As a former voice teacher of mine used to say, “It ain’t beautiful, but it’s better.” (She never said that to me, of course, it goes without saying.)

Having topped up the tractor’s bucket with the poop pit’s contents, I then tossed the pine shavings from the coop floor on the ground outside. Might as well do a real cleaning while I was at it. It was my plan to forgo pine shavings as flooring material, and switch to alfalfa. The mice were having altogether too much fun hiding between the two bales leaning up against the wall, thusly:

My brilliant solution was as follows: I’ll break apart the two bales of alfalfa and use them as flooring in the coop. The chickens will enjoy scratching through it for flowers and seeds, and coop will smell like green tea. The mice will no longer have the pine shavings on the floor in which to burrow and hide, nor will they be able to hide in the bales of alfalfa.

Can you spot the fatal flaw in my reasoning??!!

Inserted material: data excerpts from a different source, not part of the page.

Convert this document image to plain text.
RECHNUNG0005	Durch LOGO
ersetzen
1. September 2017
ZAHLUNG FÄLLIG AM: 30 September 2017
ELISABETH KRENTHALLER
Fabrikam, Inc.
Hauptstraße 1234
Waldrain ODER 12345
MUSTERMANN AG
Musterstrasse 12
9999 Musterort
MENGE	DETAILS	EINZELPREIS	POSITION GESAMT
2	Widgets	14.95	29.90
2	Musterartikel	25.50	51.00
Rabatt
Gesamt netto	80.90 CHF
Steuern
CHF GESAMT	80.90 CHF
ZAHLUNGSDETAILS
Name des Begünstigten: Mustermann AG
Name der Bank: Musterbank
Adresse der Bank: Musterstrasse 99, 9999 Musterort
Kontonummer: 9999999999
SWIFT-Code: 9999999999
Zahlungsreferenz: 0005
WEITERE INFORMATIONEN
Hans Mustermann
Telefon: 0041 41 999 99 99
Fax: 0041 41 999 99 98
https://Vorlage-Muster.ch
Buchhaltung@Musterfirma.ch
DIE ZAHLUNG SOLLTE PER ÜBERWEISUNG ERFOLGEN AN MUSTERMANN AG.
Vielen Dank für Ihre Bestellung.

I was halfway through dismantling the first bale when it struck me: the mice will be able to burrow and hide in the alfalfa flooring just as well as they had in the pine shavings, only they’ll be able to actually eat the alfalfa.

D’oh!!!!!  Well, I was in it, now. Time to commit.

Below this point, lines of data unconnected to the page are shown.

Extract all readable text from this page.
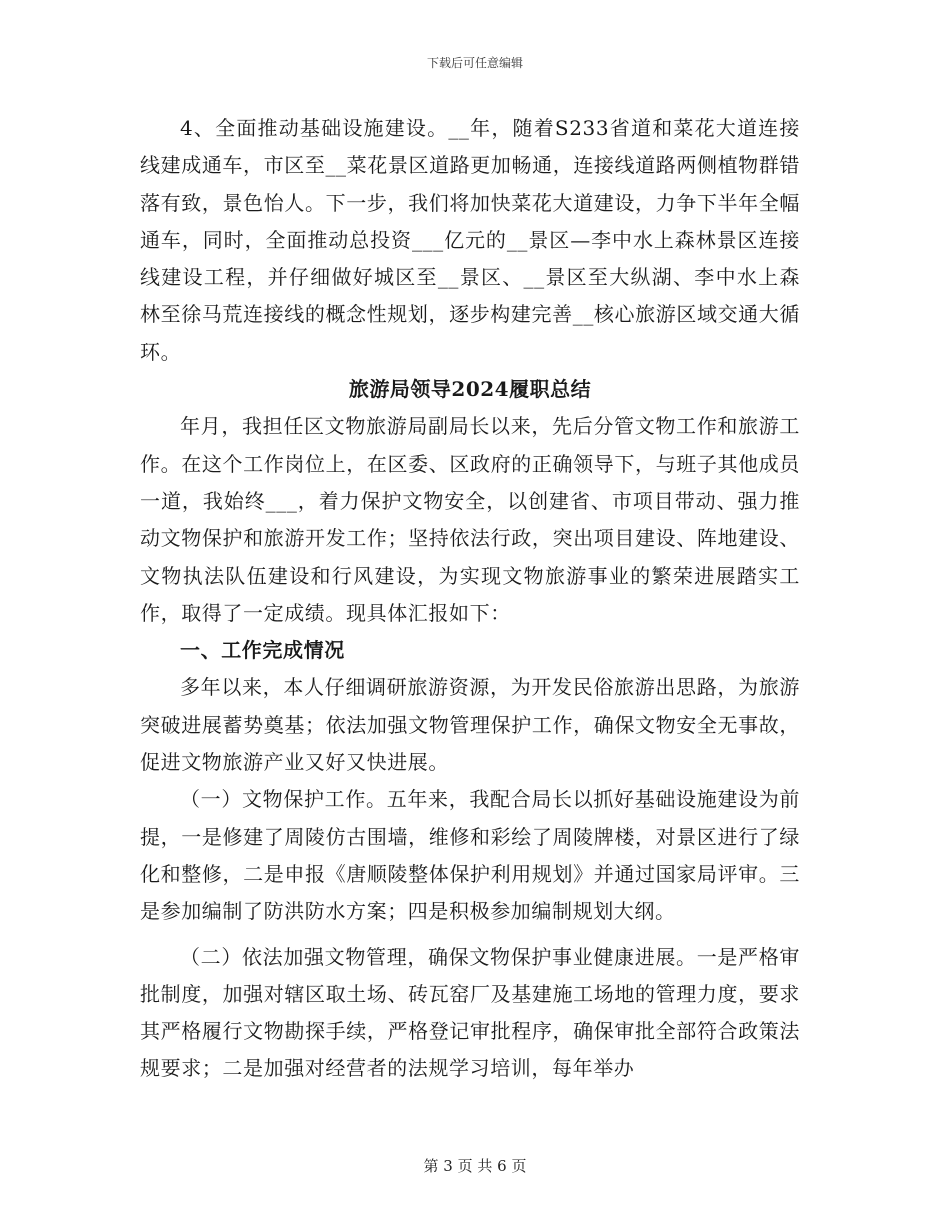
下载后可任意编辑

4、全面推动基础设施建设。__年，随着S233省道和菜花大道连接线建成通车，市区至__菜花景区道路更加畅通，连接线道路两侧植物群错落有致，景色怡人。下一步，我们将加快菜花大道建设，力争下半年全幅通车，同时，全面推动总投资___亿元的__景区—李中水上森林景区连接线建设工程，并仔细做好城区至__景区、__景区至大纵湖、李中水上森林至徐马荒连接线的概念性规划，逐步构建完善__核心旅游区域交通大循环。

旅游局领导2024履职总结

年月，我担任区文物旅游局副局长以来，先后分管文物工作和旅游工作。在这个工作岗位上，在区委、区政府的正确领导下，与班子其他成员一道，我始终___，着力保护文物安全，以创建省、市项目带动、强力推动文物保护和旅游开发工作；坚持依法行政，突出项目建设、阵地建设、文物执法队伍建设和行风建设，为实现文物旅游事业的繁荣进展踏实工作，取得了一定成绩。现具体汇报如下：

一、工作完成情况

多年以来，本人仔细调研旅游资源，为开发民俗旅游出思路，为旅游突破进展蓄势奠基；依法加强文物管理保护工作，确保文物安全无事故，促进文物旅游产业又好又快进展。

（一）文物保护工作。五年来，我配合局长以抓好基础设施建设为前提，一是修建了周陵仿古围墙，维修和彩绘了周陵牌楼，对景区进行了绿化和整修，二是申报《唐顺陵整体保护利用规划》并通过国家局评审。三是参加编制了防洪防水方案；四是积极参加编制规划大纲。

（二）依法加强文物管理，确保文物保护事业健康进展。一是严格审批制度，加强对辖区取土场、砖瓦窑厂及基建施工场地的管理力度，要求其严格履行文物勘探手续，严格登记审批程序，确保审批全部符合政策法规要求；二是加强对经营者的法规学习培训，每年举办

第 3 页 共 6 页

It was at this point that a second flaw in my plan made itself apparent. Being a city slicker, and having never taken apart a bale of, well, anything before, I was unprepared for the sheer volume of alfalfa that was now spilling onto the coop floor. It was like watching popcorn pop, or opening one of those fake peanut jars with the huge paper snake in it.

Having only semi-disassembled half of one of the two bales of alfalfa in the coop, I was already calf-deep in alfalfa. Not only were the mice going to be in heaven, but the chickens were going to be drowning in a swamp of alfalfa.

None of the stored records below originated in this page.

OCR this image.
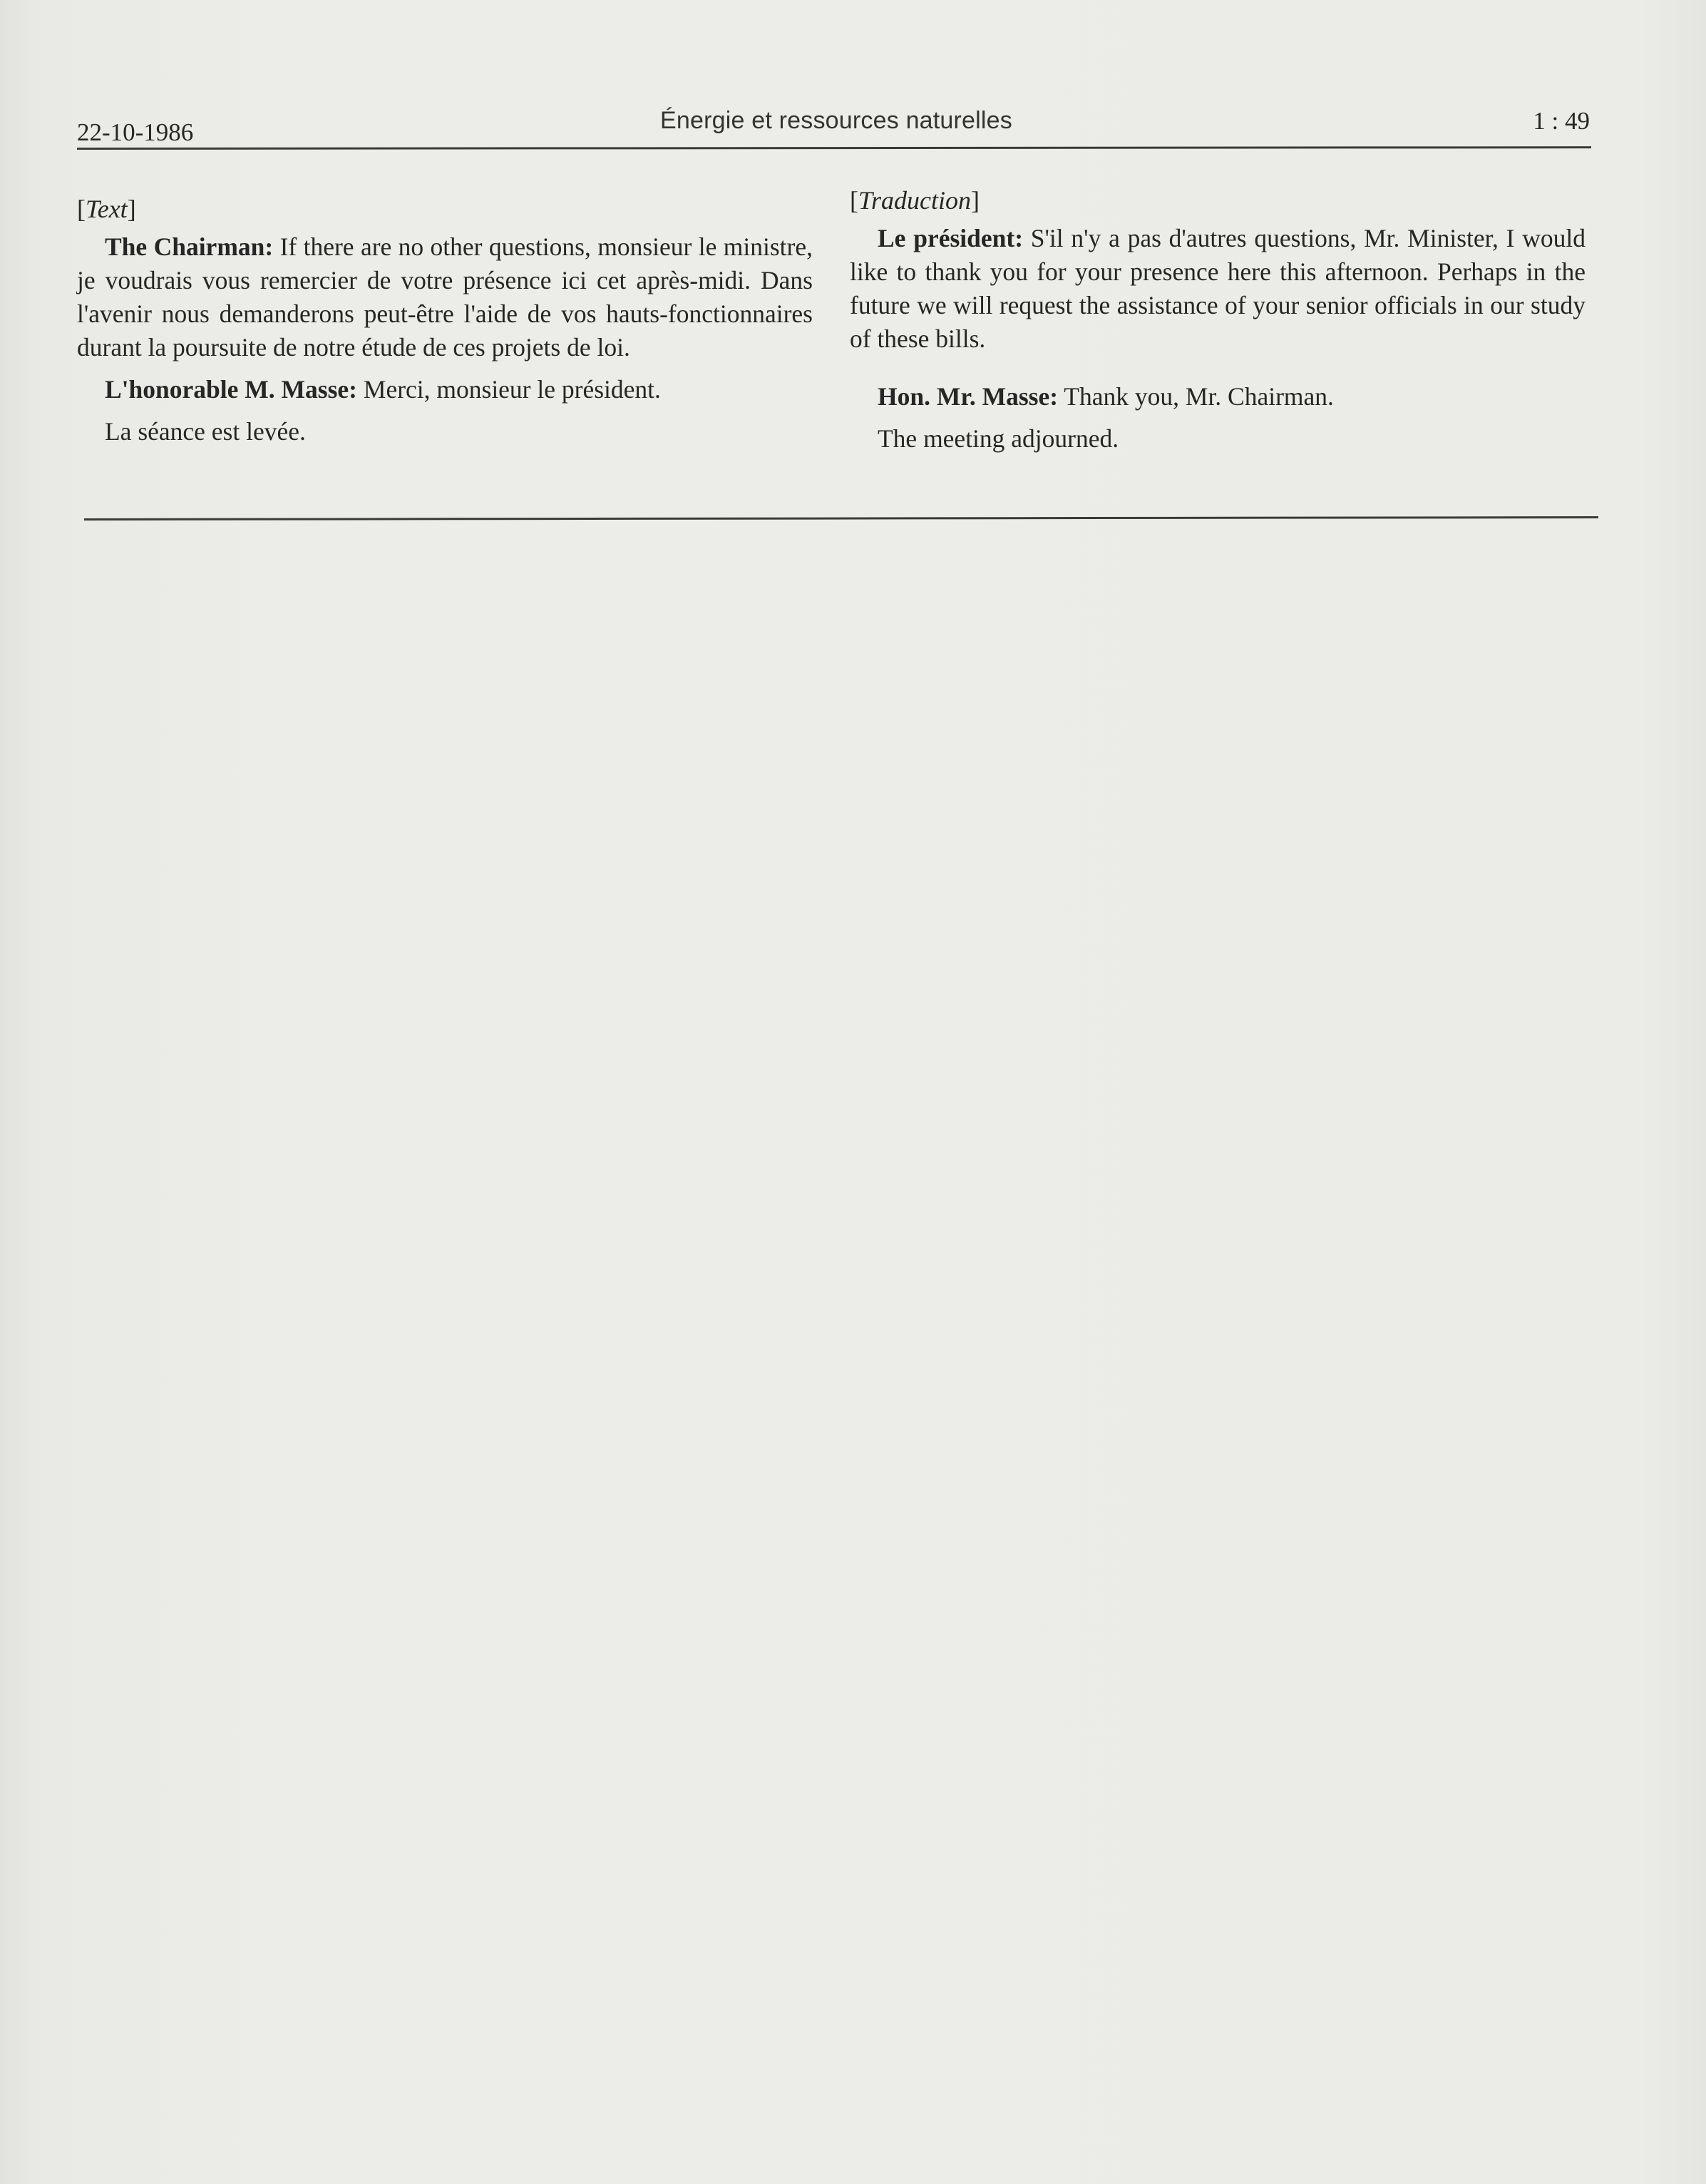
22-10-1986	Énergie et ressources naturelles	1 : 49

[Text]

The Chairman: If there are no other questions, monsieur le ministre, je voudrais vous remercier de votre présence ici cet après-midi. Dans l'avenir nous demanderons peut-être l'aide de vos hauts-fonctionnaires durant la poursuite de notre étude de ces projets de loi.

L'honorable M. Masse: Merci, monsieur le président.

La séance est levée.

[Traduction]

Le président: S'il n'y a pas d'autres questions, Mr. Minister, I would like to thank you for your presence here this afternoon. Perhaps in the future we will request the assistance of your senior officials in our study of these bills.

Hon. Mr. Masse: Thank you, Mr. Chairman.

The meeting adjourned.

Oh, go ahead…laugh. I don’t mind. It was pretty funny.

I scooped up as much of the disassembled alfalfa as I could and walked out the interior coop door, through the barn’s front doors, around the side of the barn, and threw it into the open run door. I could have mashed it all through the pop door, a shorter trip, to be sure, but that didn’t go so well.

The second bale of alfalfa remains where it was, untouched. I had thought that The Alfalfa Annex would have to be sacrificed for the greater good, but it survived the day. The Alfalfa Annex is dead. Long live The Alfalfa Annex.

Long story short: it was a lot of hard work, but the coop is much cleaner and now smells like vinegar and tea. I saw the three mice this afternoon (yes, there are three of them), as their little heads popped up through the alfalfa flooring, and they seem very happy with the changes. Glad I could be of service.

They may have won the battle, but there’s a new weapon in the war. It seems that mice HATE the smell of peppermint. I will be arming myself with peppermint oil and cotton balls at the earliest opportunity.

The moral of the story is: if you can’t beat them, mint them…


3 thoughts on “Out, out damned mouse.

  1. How about using pennyroyal oil whiich is a deadly poison,
    it might fix your mouse problem !
    In Victorian times it was used in tea in very small amounts as an
    abortion potion.
    I know, I know! Not exactly humane but efficient——-M.

    • I’m going to set aside my concerns that my mother knows about Victorian abortifacients! The problem with any kind of poison, is that you just can’t be sure the chickens won’t come into contact with it. I’m as sure as anyone can be that, were I to place a poison down the track of the interior coop door, the mice could get it but not the chickens. But I can’t be completely sure that the mice wouldn’t bring it into the coop, or that they mightn’t die in the coop. Chickens have certainly been known to eat mice, alive or dead. So…I’m going to try the peppermint oil first.

  2. I’ve had the same problem with my mice in the past, although my coop is a little different than yours (3′ elevated and 4′ x 5′) i have been able to keep them a good distance away. They don’t live in the coop its self, but in the bedding storage. I Just keep the food elevated and they migrated away.